On remarque immédiatement que, comme sur les iPhone de la série X, le bouton d’accueil a disparu. Il faut donc recourir aux mêmes gestes que sur le téléphone d’Apple pour naviguer dans l’interface. Ce qui ne pose pas de problèmes pour les habitués et demandera un petit temps d’adaptation pour les autres. L’absence de bouton d’accueil a condamné le capteur d’empreintes digitales. C’est donc la reconnaissance faciale qui permet de déverrouiller l’appareil. Avec un procédé plus astucieux que sur l’iPhone: quelle que soit l’orientation de la tablette, la caméra 3D réussit toujours à analyser le visage alors que sur les iPhone X, XS et XR, l’identification est impossible quand on bascule le téléphone à l’horizontale. Et ça marche parfaitement, comme nous l’avons constaté.

Un superbe écran géant

L’écran qui affiche 2732 x 2048 pixels est toujours aussi agréable: la réactivité aux commandes tactiles est remarquable, les couleurs sont naturelles, toutes les opérations sont particulièrement fluide et rapide. On apprécie notamment le procédé ProMotion qui ajuste automatiquement la fréquence de rafraîchissement (jusqu’à 120 Hz) pour rendre plus fluides les défilements et les animations. Certes, Apple destine cet appareil aux pros, c’est-à-dire, pour la marque, tous ceux qui ont une activité créative: graphistes, photographes, dessinateurs, stylistes, architectes, musiciens, écrivains, etc. Mais l’iPad Pro reste une tablette incomparable pour des activités plus courantes. Consulter des pages Web, regarder des séries ou jouer prend une toute autre dimension avec l’écran géant. Surtout quand on s’aventure dans les jeux en 3D et les applications en réalité augmentée. Nous avons pu tester notamment un jeu développé par Lego, dans lequel on affronte des adversaires virtuels à l’écran en visant une maquette de château bien réelle. L’effet est bluffant avec la surface d’affichage de l’iPad Pro.

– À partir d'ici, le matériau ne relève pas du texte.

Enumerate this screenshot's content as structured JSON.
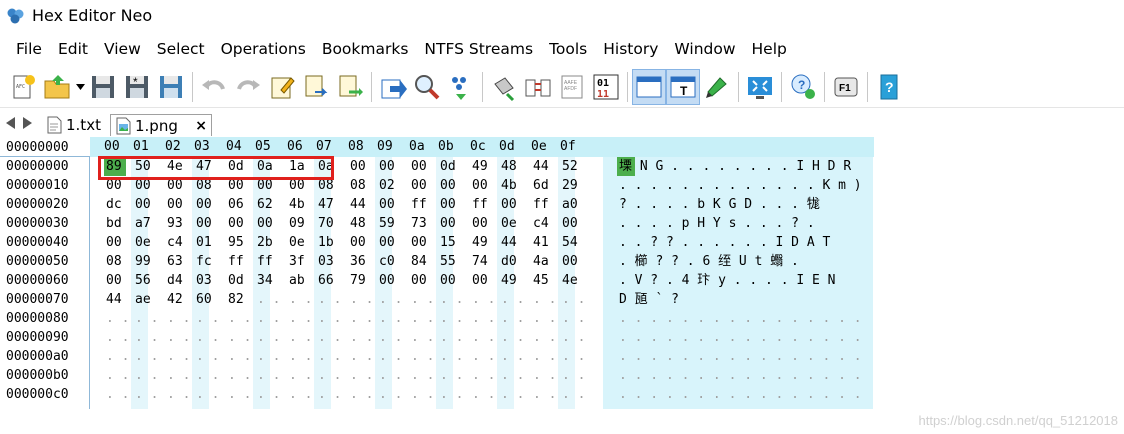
{
  "window": {
    "title": "Hex Editor Neo"
  },
  "menu": [
    "File",
    "Edit",
    "View",
    "Select",
    "Operations",
    "Bookmarks",
    "NTFS Streams",
    "Tools",
    "History",
    "Window",
    "Help"
  ],
  "tabs": [
    {
      "label": "1.txt",
      "active": false
    },
    {
      "label": "1.png",
      "active": true,
      "close": "×"
    }
  ],
  "hex": {
    "header_address": "00000000",
    "column_headers": [
      "00",
      "01",
      "02",
      "03",
      "04",
      "05",
      "06",
      "07",
      "08",
      "09",
      "0a",
      "0b",
      "0c",
      "0d",
      "0e",
      "0f"
    ],
    "rows": [
      {
        "addr": "00000000",
        "bytes": [
          "89",
          "50",
          "4e",
          "47",
          "0d",
          "0a",
          "1a",
          "0a",
          "00",
          "00",
          "00",
          "0d",
          "49",
          "48",
          "44",
          "52"
        ],
        "text": "塛 N G . . . . . . . . I H D R"
      },
      {
        "addr": "00000010",
        "bytes": [
          "00",
          "00",
          "00",
          "08",
          "00",
          "00",
          "00",
          "08",
          "08",
          "02",
          "00",
          "00",
          "00",
          "4b",
          "6d",
          "29"
        ],
        "text": ". . . . . . . . . . . . . K m )"
      },
      {
        "addr": "00000020",
        "bytes": [
          "dc",
          "00",
          "00",
          "00",
          "06",
          "62",
          "4b",
          "47",
          "44",
          "00",
          "ff",
          "00",
          "ff",
          "00",
          "ff",
          "a0"
        ],
        "text": "? . . . . b K G D .   .   .  牻"
      },
      {
        "addr": "00000030",
        "bytes": [
          "bd",
          "a7",
          "93",
          "00",
          "00",
          "00",
          "09",
          "70",
          "48",
          "59",
          "73",
          "00",
          "00",
          "0e",
          "c4",
          "00"
        ],
        "text": "      . . . . p H Y s . . . ? ."
      },
      {
        "addr": "00000040",
        "bytes": [
          "00",
          "0e",
          "c4",
          "01",
          "95",
          "2b",
          "0e",
          "1b",
          "00",
          "00",
          "00",
          "15",
          "49",
          "44",
          "41",
          "54"
        ],
        "text": ". . ?   ?   . . . . . . I D A T"
      },
      {
        "addr": "00000050",
        "bytes": [
          "08",
          "99",
          "63",
          "fc",
          "ff",
          "ff",
          "3f",
          "03",
          "36",
          "c0",
          "84",
          "55",
          "74",
          "d0",
          "4a",
          "00"
        ],
        "text": ". 櫛  ?    ? . 6 绖 U t 蠮 ."
      },
      {
        "addr": "00000060",
        "bytes": [
          "00",
          "56",
          "d4",
          "03",
          "0d",
          "34",
          "ab",
          "66",
          "79",
          "00",
          "00",
          "00",
          "00",
          "49",
          "45",
          "4e"
        ],
        "text": ". V ?  . 4 玣  y . . . . I E N"
      },
      {
        "addr": "00000070",
        "bytes": [
          "44",
          "ae",
          "42",
          "60",
          "82",
          "",
          "",
          "",
          "",
          "",
          "",
          "",
          "",
          "",
          "",
          ""
        ],
        "text": "D 瓸  ` ?"
      },
      {
        "addr": "00000080",
        "bytes": [
          "",
          "",
          "",
          "",
          "",
          "",
          "",
          "",
          "",
          "",
          "",
          "",
          "",
          "",
          "",
          ""
        ],
        "text": ""
      },
      {
        "addr": "00000090",
        "bytes": [
          "",
          "",
          "",
          "",
          "",
          "",
          "",
          "",
          "",
          "",
          "",
          "",
          "",
          "",
          "",
          ""
        ],
        "text": ""
      },
      {
        "addr": "000000a0",
        "bytes": [
          "",
          "",
          "",
          "",
          "",
          "",
          "",
          "",
          "",
          "",
          "",
          "",
          "",
          "",
          "",
          ""
        ],
        "text": ""
      },
      {
        "addr": "000000b0",
        "bytes": [
          "",
          "",
          "",
          "",
          "",
          "",
          "",
          "",
          "",
          "",
          "",
          "",
          "",
          "",
          "",
          ""
        ],
        "text": ""
      },
      {
        "addr": "000000c0",
        "bytes": [
          "",
          "",
          "",
          "",
          "",
          "",
          "",
          "",
          "",
          "",
          "",
          "",
          "",
          "",
          "",
          ""
        ],
        "text": ""
      }
    ],
    "selected_byte": "89"
  },
  "watermark": "https://blog.csdn.net/qq_51212018",
  "colors": {
    "selection": "#4cae4c",
    "highlight_box": "#e0201c",
    "header_bg": "#c8f0f8"
  }
}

Même plaisir avec Plantale, un programme éducatif destiné à familiariser les enfants avec l’univers des plantes. On vise d’abord une table de la pièce puis on choisit sur l’écran un pot, contenant une graine de tournesol, qu’on fait glisser sur la table. L’élève devra arroser (virtuellement) la terre et lui ajouter de l’engrais pour voir le tournesol pousser, puis couper les feuilles infectées en cas de maladie. Mais surtout, il pourra se rapprocher pour découvrir en gros plan l’intérieur de la feuille, la structure des tissus végétaux, la conduction de la sève et des explications sur la photosynthèse. Même principe pour les racines: on voit apparaître en coupe sur l’écran les canaux affectés à la circulation de l’eau. Là encore, la taille de l’écran renouvelle l’expérience.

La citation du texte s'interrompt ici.